Los estudios que se realizaron en esta primavera de 1946 sobre el peso y salud de los habitantes denunciaban una falta media de siete kilos de peso en los hombres, que se aproximaba a los doce en el caso de ancianos aislados. En la población infantil escolarizada se observó el crecimiento de la tuberculosis y un aumento en la baja de rendimiento escolar. Sólo en la zona británica se registraron 46.000 casos de tuberculosis galopante, cuando en los hospitales había únicamente 13.000 camas, en condiciones sanitarias y económicas desastrosas. Los datos apuntaban en la misma zona más de un cuarto de millón de tuberculosos.
En la misma línea pudo observarse lógicamente el crecimiento de la mortalidad: de un 11,8 por 100 en 1938 se llegó a más de 18 en noviembre de 1946.
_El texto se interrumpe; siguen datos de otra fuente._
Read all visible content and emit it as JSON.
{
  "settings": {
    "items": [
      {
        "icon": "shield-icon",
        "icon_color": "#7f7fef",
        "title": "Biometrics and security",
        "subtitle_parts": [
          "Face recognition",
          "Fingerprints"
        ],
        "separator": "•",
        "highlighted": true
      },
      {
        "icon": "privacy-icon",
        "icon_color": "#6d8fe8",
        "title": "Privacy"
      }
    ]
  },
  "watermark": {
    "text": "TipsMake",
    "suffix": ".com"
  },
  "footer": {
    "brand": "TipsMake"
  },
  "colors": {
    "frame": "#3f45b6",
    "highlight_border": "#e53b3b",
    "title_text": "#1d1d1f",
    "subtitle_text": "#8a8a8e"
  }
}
Las primeras y urgentes partidas de ayuda no fueron ciertamente grandes; procedían de las familias particulares a sus parientes y de organizaciones e instituciones religiosas y benéficas inglesas y norteamericanas, en primer lugar. En este sentido, la necesidad apremiante y la respuesta desorganizada se adelantó a la regulación legal enseguida concretada por las autoridades militares.
Tanto en los países vencedores como en Alemania se hizo necesaria la creación de instituciones que regulasen 1a corriente de ayuda y su distribución. El papel de las grandes instituciones de beneficencia, Care y Cralog supusieron, sobre todo en la primavera de 1946, aparte de una ayuda material imprescindible, el mayor de los efectos psicológicos, apoyo material, conexión con el mundo exterior, posibilidad y esperanza de reconciliación, etcétera.
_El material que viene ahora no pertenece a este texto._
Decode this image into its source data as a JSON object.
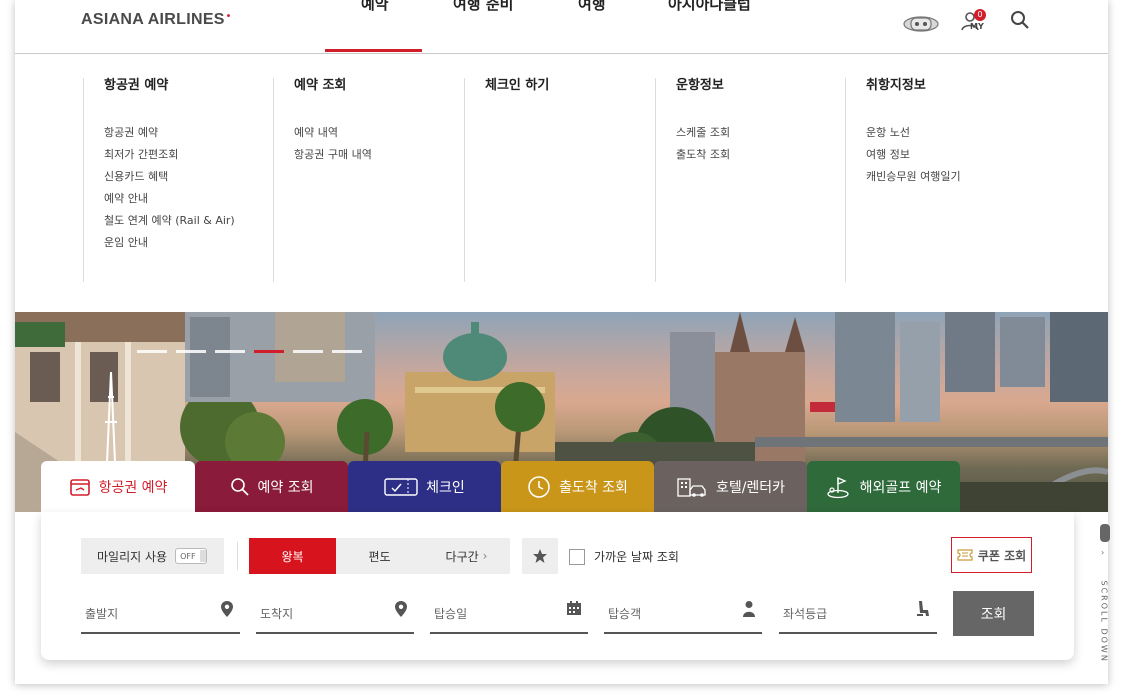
{
  "header": {
    "logo": "ASIANA AIRLINES",
    "logo_mark": "•",
    "nav": [
      "예약",
      "여행 준비",
      "여행",
      "아시아나클럽"
    ],
    "my_badge": "0",
    "my_label": "MY"
  },
  "mega_menu": {
    "columns": [
      {
        "title": "항공권 예약",
        "links": [
          "항공권 예약",
          "최저가 간편조회",
          "신용카드 혜택",
          "예약 안내",
          "철도 연계 예약 (Rail & Air)",
          "운임 안내"
        ]
      },
      {
        "title": "예약 조회",
        "links": [
          "예약 내역",
          "항공권 구매 내역"
        ]
      },
      {
        "title": "체크인 하기",
        "links": []
      },
      {
        "title": "운항정보",
        "links": [
          "스케줄 조회",
          "출도착 조회"
        ]
      },
      {
        "title": "취항지정보",
        "links": [
          "운항 노선",
          "여행 정보",
          "캐빈승무원 여행일기"
        ]
      }
    ]
  },
  "tabs": [
    {
      "label": "항공권 예약",
      "icon": "ticket-icon",
      "color": "#ffffff"
    },
    {
      "label": "예약 조회",
      "icon": "search-icon",
      "color": "#8a1b3a"
    },
    {
      "label": "체크인",
      "icon": "boarding-pass-icon",
      "color": "#2d2f86"
    },
    {
      "label": "출도착 조회",
      "icon": "clock-icon",
      "color": "#c9961a"
    },
    {
      "label": "호텔/렌터카",
      "icon": "hotel-car-icon",
      "color": "#6b6260"
    },
    {
      "label": "해외골프 예약",
      "icon": "golf-icon",
      "color": "#2f6a3b"
    }
  ],
  "search": {
    "mileage_label": "마일리지 사용",
    "mileage_toggle": "OFF",
    "trip_types": [
      "왕복",
      "편도",
      "다구간"
    ],
    "trip_more": "›",
    "nearby_label": "가까운 날짜 조회",
    "coupon_label": "쿠폰 조회",
    "departure": "출발지",
    "arrival": "도착지",
    "date": "탑승일",
    "passenger": "탑승객",
    "seat_class": "좌석등급",
    "submit": "조회"
  },
  "scroll_hint": "SCROLL DOWN",
  "colors": {
    "brand_red": "#d21e2b",
    "button_gray": "#666666"
  }
}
El carbón y su extracción adquirían de nuevo un protagonismo y prepotencia ineludibles. Se hacía necesario como combustible inmediato, como la fuente más importante para la producción de gas, electricidad y abonos artificiales; pero también como el único artículo de exportación que directa y rápidamente permitiría pagar al extranjero la importación de comestibles y materias primas.
Adquiría, pues, una importancia clave en la urgente marcha de la economía, de la reconstrucción y de la puesta en funcionamiento de fábricas. Pero con una producción reducida al 60 por 100 de la explotación de 1938, sumada a la retirada del personal directivo con experiencia en estas faenas y a la sensación de los mineros de continuar bajo control extranjero, sin olvidar la escasa alimentación de los trabajadores que influía en sus rendimientos, la industria minera del carbón se enfrentó con una profunda crisis.
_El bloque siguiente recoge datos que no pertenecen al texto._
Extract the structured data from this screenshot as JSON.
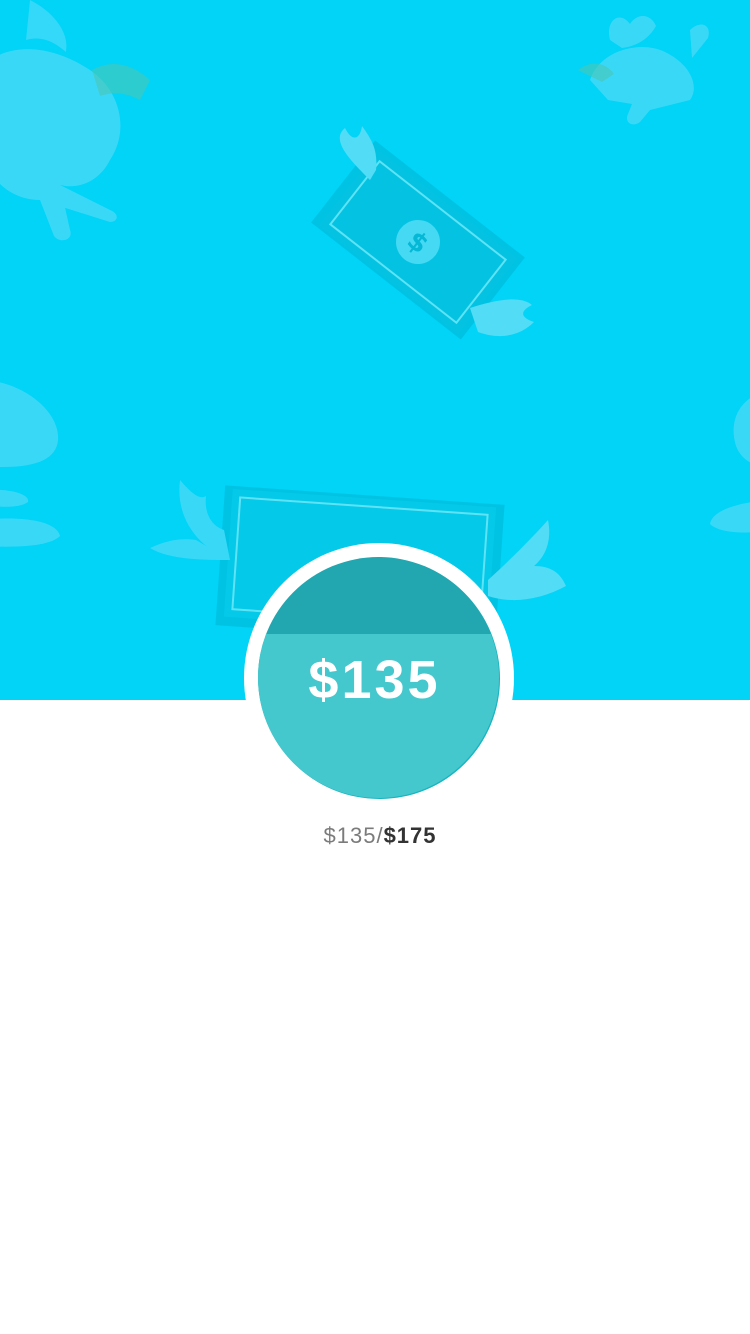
{
  "theme": {
    "hero_color": "#01d4f7",
    "track_color": "#22a6b0",
    "fill_color": "#45c8cd"
  },
  "hero": {
    "illustrations": [
      "pegasus-icon",
      "pegasus-icon",
      "winged-dollar-bill-icon",
      "winged-dollar-bill-icon"
    ]
  },
  "progress": {
    "amount_label": "$135",
    "current_label": "$135",
    "separator": "/",
    "goal_label": "$175",
    "fraction": 0.68
  }
}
El desconocimiento de las circunstancias alemanas y la psicología colectiva de ocupación y condena, amén de la falta de una actividad coordinada venían a agravar cuantos inconvenientes puedan achacarse a la derrota. Los gobiernos militares -repetiría Adenauer- nunca estuvieron en condiciones de tomar, ni aun con su mejor voluntad, una decisión oportuna, aunque fuese sólo para su zona correspondiente. Y ello influía, como es natural, en la progresiva decadencia de la vida económica.